From then on, a day can be very different dependent on what we’re working on and if there’s an emergency. Right now Syria is a real priority as the situation is the highest level of emergency. So at least once a week I’m part of a cross-organisational senior team who review the situation, how our activity is doing and we agree next steps to take back to teams.
I can then typically have one or more project meetings with team members and suppliers. Recently we’ve been working on mobile compatibility across the site so there have been a few meetings with Chameleon, Netcel, Clearleft and others at different stages.
When I’m not in meetings I am usually sat at my desk in the centre of the team, asking the team and others questions, responding to requests for guidance or coming up with strategies for our digital first transformation.
In amongst all this I also check regularly on twitter (I’m @spirals) for the latest digital news and trends too!
What do you love about your job?
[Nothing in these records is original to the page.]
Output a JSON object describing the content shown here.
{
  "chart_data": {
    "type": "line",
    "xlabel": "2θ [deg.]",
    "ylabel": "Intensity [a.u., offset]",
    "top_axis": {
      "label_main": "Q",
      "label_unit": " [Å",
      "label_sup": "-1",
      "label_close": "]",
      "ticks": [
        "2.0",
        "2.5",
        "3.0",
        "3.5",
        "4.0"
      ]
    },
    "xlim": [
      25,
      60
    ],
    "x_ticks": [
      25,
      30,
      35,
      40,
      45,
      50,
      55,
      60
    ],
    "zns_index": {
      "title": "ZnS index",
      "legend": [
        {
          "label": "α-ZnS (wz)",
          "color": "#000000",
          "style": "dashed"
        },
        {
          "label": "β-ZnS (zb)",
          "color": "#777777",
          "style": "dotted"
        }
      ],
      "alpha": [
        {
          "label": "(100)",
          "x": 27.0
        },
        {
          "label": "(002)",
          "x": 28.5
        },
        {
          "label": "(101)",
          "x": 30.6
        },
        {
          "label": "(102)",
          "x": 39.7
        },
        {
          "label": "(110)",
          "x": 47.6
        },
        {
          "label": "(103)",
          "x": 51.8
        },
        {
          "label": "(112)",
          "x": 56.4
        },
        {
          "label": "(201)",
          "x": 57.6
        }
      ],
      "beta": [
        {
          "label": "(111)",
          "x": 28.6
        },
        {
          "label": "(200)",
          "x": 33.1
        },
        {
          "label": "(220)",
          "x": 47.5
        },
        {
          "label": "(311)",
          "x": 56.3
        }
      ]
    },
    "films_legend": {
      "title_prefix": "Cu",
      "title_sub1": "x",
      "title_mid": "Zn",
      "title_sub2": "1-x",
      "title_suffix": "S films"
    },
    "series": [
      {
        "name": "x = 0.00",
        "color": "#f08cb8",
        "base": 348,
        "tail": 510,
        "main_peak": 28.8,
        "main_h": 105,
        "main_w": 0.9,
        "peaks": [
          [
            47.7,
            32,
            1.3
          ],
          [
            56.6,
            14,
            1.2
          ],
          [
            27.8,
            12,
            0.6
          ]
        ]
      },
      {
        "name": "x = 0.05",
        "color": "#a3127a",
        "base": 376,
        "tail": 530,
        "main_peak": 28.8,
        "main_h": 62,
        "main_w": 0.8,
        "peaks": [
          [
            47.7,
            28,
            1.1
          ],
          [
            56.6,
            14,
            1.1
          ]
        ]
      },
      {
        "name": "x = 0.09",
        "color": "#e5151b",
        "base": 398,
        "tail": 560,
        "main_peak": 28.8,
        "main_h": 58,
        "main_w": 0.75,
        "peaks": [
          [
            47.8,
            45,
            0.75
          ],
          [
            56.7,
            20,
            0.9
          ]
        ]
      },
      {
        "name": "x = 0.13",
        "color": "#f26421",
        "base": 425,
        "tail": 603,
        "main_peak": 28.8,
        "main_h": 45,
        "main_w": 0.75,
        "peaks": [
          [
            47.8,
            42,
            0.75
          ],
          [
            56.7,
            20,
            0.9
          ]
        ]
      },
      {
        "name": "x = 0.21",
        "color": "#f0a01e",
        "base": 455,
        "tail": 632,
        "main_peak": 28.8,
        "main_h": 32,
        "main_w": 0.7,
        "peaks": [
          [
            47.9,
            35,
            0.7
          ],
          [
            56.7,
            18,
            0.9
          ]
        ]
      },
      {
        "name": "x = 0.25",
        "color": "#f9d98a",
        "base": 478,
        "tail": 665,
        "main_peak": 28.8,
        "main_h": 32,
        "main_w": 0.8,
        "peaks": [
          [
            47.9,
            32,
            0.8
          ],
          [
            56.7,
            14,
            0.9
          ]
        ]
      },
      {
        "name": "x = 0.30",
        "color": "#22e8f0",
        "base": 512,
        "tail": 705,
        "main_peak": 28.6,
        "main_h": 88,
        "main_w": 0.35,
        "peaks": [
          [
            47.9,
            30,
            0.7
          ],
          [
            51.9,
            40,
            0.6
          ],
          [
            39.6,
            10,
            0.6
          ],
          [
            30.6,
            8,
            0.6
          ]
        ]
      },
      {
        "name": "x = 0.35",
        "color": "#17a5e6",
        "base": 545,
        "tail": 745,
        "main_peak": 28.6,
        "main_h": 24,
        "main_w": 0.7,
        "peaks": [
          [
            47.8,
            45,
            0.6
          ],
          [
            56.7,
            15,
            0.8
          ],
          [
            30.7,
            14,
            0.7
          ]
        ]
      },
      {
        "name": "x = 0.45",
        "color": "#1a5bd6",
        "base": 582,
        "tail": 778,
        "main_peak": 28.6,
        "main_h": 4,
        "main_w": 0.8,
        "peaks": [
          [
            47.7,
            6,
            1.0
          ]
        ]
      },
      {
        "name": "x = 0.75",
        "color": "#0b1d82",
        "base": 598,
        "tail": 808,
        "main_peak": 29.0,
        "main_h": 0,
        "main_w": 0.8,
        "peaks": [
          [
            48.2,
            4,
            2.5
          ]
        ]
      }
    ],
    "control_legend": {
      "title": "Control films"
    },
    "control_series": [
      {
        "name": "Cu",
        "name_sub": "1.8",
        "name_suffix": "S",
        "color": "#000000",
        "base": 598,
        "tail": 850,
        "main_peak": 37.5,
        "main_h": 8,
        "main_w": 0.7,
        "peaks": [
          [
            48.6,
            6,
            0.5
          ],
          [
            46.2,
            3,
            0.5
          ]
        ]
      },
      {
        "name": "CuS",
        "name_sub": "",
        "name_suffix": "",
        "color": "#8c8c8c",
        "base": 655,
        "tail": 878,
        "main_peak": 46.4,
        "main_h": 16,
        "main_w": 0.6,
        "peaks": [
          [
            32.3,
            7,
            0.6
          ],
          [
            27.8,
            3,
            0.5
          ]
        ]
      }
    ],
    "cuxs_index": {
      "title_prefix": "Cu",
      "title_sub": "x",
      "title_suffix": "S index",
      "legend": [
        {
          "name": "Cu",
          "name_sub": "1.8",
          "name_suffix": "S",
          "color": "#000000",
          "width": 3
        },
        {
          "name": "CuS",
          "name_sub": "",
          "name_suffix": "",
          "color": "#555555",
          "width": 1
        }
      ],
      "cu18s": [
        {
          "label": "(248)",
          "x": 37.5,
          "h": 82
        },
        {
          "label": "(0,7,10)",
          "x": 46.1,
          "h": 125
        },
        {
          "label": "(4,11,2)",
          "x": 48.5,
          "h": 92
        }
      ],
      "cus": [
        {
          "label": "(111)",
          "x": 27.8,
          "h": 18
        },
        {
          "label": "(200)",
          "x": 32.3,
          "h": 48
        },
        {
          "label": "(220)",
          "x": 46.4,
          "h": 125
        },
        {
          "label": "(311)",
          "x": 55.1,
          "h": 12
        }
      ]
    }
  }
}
What sucks?
On a personal level I genuinely love being even just a small part of the amazing impact UNICEF has for children all over the world. Even a ‘bad day’ isn’t that bad when you put it into that context. However, it is hard knowing we’re still far from every single child having what they need to survive and reach their full potential.
On a purely professional level I love the challenges and variety my role throws at me. Sometimes when you first meet someone they can say ‘how nice’ it is that you work for charity: that sucks as it feels like they don’t really understand that people who work in charity are still professionals, probably with less resources and more complexity!
What kind of goals do you have? What are the most useful metrics and KPIs for measuring success?
The ultimate goal is change for children, more children living and reaching their full potential. On a day-to-day level in UNICEF UK’s work we measure this in fundraising and advocacy terms. How many people are we engaging in taking actions that deliver funds or influence.
Specifically for my role – its about helping the organisation to deliver those strategic goals in an increasingly digital way based on the expectation and knowledge that this will make us more effective and able to reach more people in the longer term.
What are your favourite tools to help you to get the job done?
In the broadest sense – the best tool is communication and good relationships. So anything that oils those things. For me that means digital collaboration tools like Basecamp, Google Docs and wikis, plus internal social platforms like Yammer.
How did you get started in the digital industry, and where might you go from here?
I think it probably goes back a long time ago. My Dad got me programming lessons at the age of 10!
Fast forwarding, having studied Computer Science and Visual Arts at degree level I did a year’s Vice Presidency of the Student’s Union and afterwards was offered a web project there.
They tried to persuade me to stay but I had my eyes set on London and the charity sector so applied for a role at the MS Society, the rest is history.
From here, I have a few different thoughts about where I could go next but they’re not fully formed and are very fluid. A lot like the digital industry!
Which brands do you think are doing digital well?
It’s hard not to say what everyone says, but that’s probably for a good reason.
Red Bull has turned itself into a media house that happens to be selling fizzy drinks.
Apple, Amazon and Guardian are all showing an agility of digital business model/s, which fascinates me.
In the not-for-profit space, besides from UNICEF of course, I really like what charity:water does. It’s simple – direct – human.
Do you have any advice for people who want to work in the digital industry?
Make sure your digital footprint is updated and appropriate.
Skill up in tech not just creative.
Consider volunteering for a charity if you need experience.
Become a life-long self-motivated learner.
Be adaptable … we need T-shaped people.